Pierwsze dni Powstania byliśmy w naszym mieszkaniu tak jak i inni lokatorzy. Codziennie odbywały się właściwie nie nabożeństwa, modlitwy na podwórzu pod takim ołtarzykiem, pod obrazem Matki Boskiej (zresztą takie modlitwy to i w czasie okupacji też się odbywały). Ale później, kiedy [zaczęły się] już działania wojenne, obstrzał (jeszcze szczególnie z Dworca Gdańskiego) i naloty, to już zmusiło nas to do zamieszkania w piwnicy. To była dawna piekarnia, spora była ta piwnica, ale nasilające się działania już nie pozwoliły nam na wychodzenie na zewnątrz. Było strasznie duszno, tłoczno, już i nastroje się zaczęły pogarszać. Byłam z babcią, babcia moja była bardzo dobrą, ciepła osobą, potrafiła jakieś nadzieje w nas wzbudzać, ale niestety nie mogła [nic] poradzić na złe samopoczucie mego dziadka. Dziadek zupełnie załamał się psychicznie, dostał depresji, odmawiał przyjęcia pokarmów, nie chciał spać, siedział tylko na krześle z głową oparta o ścianę. Niestety jeszcze wiadomości dochodzące o tragicznych losach ludzi wypędzanych z Warszawy i o egzekucjach na Woli wzbudziły w nas straszny niepokój i strach. Zdawaliśmy sobie sprawę, że niedługo trzeba będzie chyba opuścić nasze domy. Zresztą i żołnierze przebywający na terenie naszego domu też już nam dawali do zrozumienia, że ten czas się niestety zbliża, zresztą część żołnierzy też już opuściła dom. Nie bardzo pamiętam, jak to było. Jak prądu się nam dawał we znaki, szczególnie wody, bo jeszcze z szykowaniem jedzenia to dawaliśmy sobie radę, bo były zapasy. Robiliśmy w czasie okupacji zapasy mąki, cukru, robiliśmy suchary. Jeszcze nawet taki nawyk pozostał u mojej babci i mamy już po wojnie – też takie zapasy robiliśmy. Babcia za radą innych współlokatorów zapakowała najpotrzebniejsze nasze rzeczy do różnych toreb. Różnych, to znaczy każdy miał swoją torbę. Miałam też taką torbę z kubeczkiem przywiązanym sznureczkiem, że na wszelki wypadek, gdyby nas rozdzielili, żebym miała swój własny kubeczek do picia.
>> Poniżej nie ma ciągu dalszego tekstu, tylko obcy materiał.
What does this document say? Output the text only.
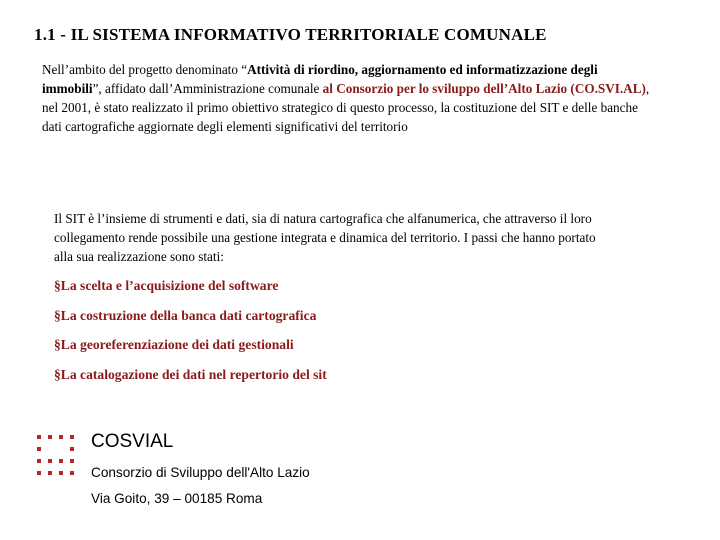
1.1 - IL SISTEMA INFORMATIVO TERRITORIALE COMUNALE
Nell’ambito del progetto denominato “Attività di riordino, aggiornamento ed informatizzazione degli immobili”, affidato dall’Amministrazione comunale al Consorzio per lo sviluppo dell’Alto Lazio (CO.SVI.AL), nel 2001, è stato realizzato il primo obiettivo strategico di questo processo, la costituzione del SIT e delle banche dati cartografiche aggiornate degli elementi significativi del territorio
Il SIT è l’insieme di strumenti e dati, sia di natura cartografica che alfanumerica, che attraverso il loro collegamento rende possibile una gestione integrata e dinamica del territorio. I passi che hanno portato alla sua realizzazione sono stati:
§La scelta e l’acquisizione del software
§La costruzione della banca dati cartografica
§La georeferenziazione dei dati gestionali
§La catalogazione dei dati nel repertorio del sit
COSVIAL
Consorzio di Sviluppo dell'Alto Lazio
Via Goito, 39 – 00185 Roma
Niestety 23 sierpnia rano wpadli już Niemcy, krzyk ogromny, popychania, straszenie nas, i to, że już zaczęli na podwórzu rozdzielać, oddzielać mężczyzn od kobiet, dziadka mojego też zabrali. Wielką tragedię też przeżyła nasza znajoma, sąsiadka, bo zabrali jej męża i syna, a syn miał dwanaście czy trzynaście lat, ale był rosłym chłopcem, dobrze zbudowanym, jeszcze był w bluzie i spodniach moro (mężczyźni mieli takie [ubrania], bo [zabierali] ze składów niemieckich), wzięli go za dorosłego mężczyznę, a to było dziecko. Później stamtąd nas zabrali na Stawki, na tereny zajezdni tramwajowej. Mężczyźni byli oddzieleni drutem czy siatką. Pani Jadwiga – matka tego chłopca, to była bardzo energiczną osobą, ona była w stanie tego chłopca wyciągnąć spośród mężczyzn do siebie, ale on nie chciał opuścić ojca, był bardzo związany z ojcem. Niestety później pani Jadwiga dowiedziała się, że rozstrzelali i syna, i ojca. To takie bardzo smutne wspomnienia.
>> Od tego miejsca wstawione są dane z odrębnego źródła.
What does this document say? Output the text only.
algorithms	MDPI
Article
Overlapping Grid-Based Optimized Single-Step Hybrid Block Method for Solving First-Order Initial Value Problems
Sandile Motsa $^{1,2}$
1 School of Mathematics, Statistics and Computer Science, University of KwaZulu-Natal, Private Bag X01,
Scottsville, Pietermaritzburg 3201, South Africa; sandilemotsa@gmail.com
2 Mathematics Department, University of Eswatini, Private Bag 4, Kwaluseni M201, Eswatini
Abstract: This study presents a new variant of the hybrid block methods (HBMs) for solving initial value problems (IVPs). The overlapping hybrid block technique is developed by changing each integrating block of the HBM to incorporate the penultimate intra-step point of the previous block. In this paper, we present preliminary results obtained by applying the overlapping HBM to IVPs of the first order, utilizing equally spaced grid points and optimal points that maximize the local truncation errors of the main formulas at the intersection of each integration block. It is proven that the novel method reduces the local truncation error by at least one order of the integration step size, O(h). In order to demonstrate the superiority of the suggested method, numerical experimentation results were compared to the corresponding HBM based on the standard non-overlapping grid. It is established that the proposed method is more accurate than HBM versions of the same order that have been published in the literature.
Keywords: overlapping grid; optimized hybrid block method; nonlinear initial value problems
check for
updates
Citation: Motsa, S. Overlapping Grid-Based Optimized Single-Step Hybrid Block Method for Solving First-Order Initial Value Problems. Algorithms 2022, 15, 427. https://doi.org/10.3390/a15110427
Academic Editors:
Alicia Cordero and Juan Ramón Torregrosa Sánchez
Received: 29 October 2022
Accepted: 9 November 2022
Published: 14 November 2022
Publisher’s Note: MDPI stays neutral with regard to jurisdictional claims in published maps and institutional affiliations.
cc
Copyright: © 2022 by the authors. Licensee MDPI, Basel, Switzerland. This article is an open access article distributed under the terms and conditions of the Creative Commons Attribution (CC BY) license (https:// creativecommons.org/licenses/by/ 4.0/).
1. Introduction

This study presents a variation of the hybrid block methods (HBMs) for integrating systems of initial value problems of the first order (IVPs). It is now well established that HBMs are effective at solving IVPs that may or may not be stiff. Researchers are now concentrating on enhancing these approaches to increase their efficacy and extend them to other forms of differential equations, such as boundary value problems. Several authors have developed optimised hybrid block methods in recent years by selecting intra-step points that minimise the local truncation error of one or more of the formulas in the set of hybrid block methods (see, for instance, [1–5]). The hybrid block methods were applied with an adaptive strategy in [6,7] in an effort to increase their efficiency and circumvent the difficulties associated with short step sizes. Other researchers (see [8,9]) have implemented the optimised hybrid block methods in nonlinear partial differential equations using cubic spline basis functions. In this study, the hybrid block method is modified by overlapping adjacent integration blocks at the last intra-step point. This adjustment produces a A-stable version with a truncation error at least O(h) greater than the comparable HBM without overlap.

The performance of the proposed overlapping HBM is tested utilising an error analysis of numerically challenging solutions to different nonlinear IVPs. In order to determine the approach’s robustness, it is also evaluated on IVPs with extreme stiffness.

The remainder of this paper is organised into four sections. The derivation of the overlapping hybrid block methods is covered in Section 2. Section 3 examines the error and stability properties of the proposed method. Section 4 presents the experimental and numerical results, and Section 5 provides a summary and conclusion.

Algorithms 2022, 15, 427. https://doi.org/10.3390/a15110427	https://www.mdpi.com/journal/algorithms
  • Co się stało z pani dziadkiem?

Nie wiem, co się stało z dziadkiem. Podobno ktoś widział dziadka gdzieś na jakiejś wsi. Dziadek mój był krawcem. Umarł szybko, gdzieś pod Kutnem, nie wiem nawet.
  • A co się stało z pani babcią?

[Ze] Stawek pognali nas na Dworzec Zachodni. Przed dworcem już stały wagony kolei elektrycznej, jakoś trudno było nam się wciągnąć na wagony, bo to poza peronami były, straszny tłok był w tych wagonach, ale babcia jakoś miejsce siedzące miała. Pojechaliśmy do Pruszkowa.
W Pruszkowie pociąg zatrzymał się przed bramą Zakładów Naprawczych Taboru Kolejowego, ogromne hale były. W tych halach straszny był tłok, strasznie dużo ludzi, że nie można było skrawka [miejsca] nawet na podłodze gdzieś znaleźć, żeby wygodnie usiąść, krzyki ludzi, nawoływania, bo ludzie szukali swoich bliskich, swoich znajomych. Dużo było rannych, chorych. Sanitariuszki chodziły, pocieszały ludzi, dawały jakieś lekarstwa, chorym leki, kawę rozdawały. Powiedziały, że następnego dnia będziemy kolumnami wychodzić i będzie selekcja. W międzyczasie znalazłam jakieś deski, coś, żeby na tym betonie... żebyśmy mogły chociaż wygodnie usiąść. Szukałam dziadka, myślałam, że może jednak dziadka spotkam, ale spotkałam panią Jadwigę, mamę tego chłopca, i jeszcze jedną sąsiadkę z dwiema dziewczynkami. Następnego dnia szeregami podchodzili ludzie i my razem do stołu, przy którym siedzieli Niemcy – nie pamiętam, czy to byli cywile, czy to byli w mundurach – i oddzielali mężczyzn i młode kobiety na jedną stronę, a kobiety z dziećmi, starsze kobiety na wprost. Pani Jadwiga jako osoba dosyć energiczna pożyczyła sobie jedną z córek sąsiadki, która dwie córki miała, w ten sposób przeszła też na wprost.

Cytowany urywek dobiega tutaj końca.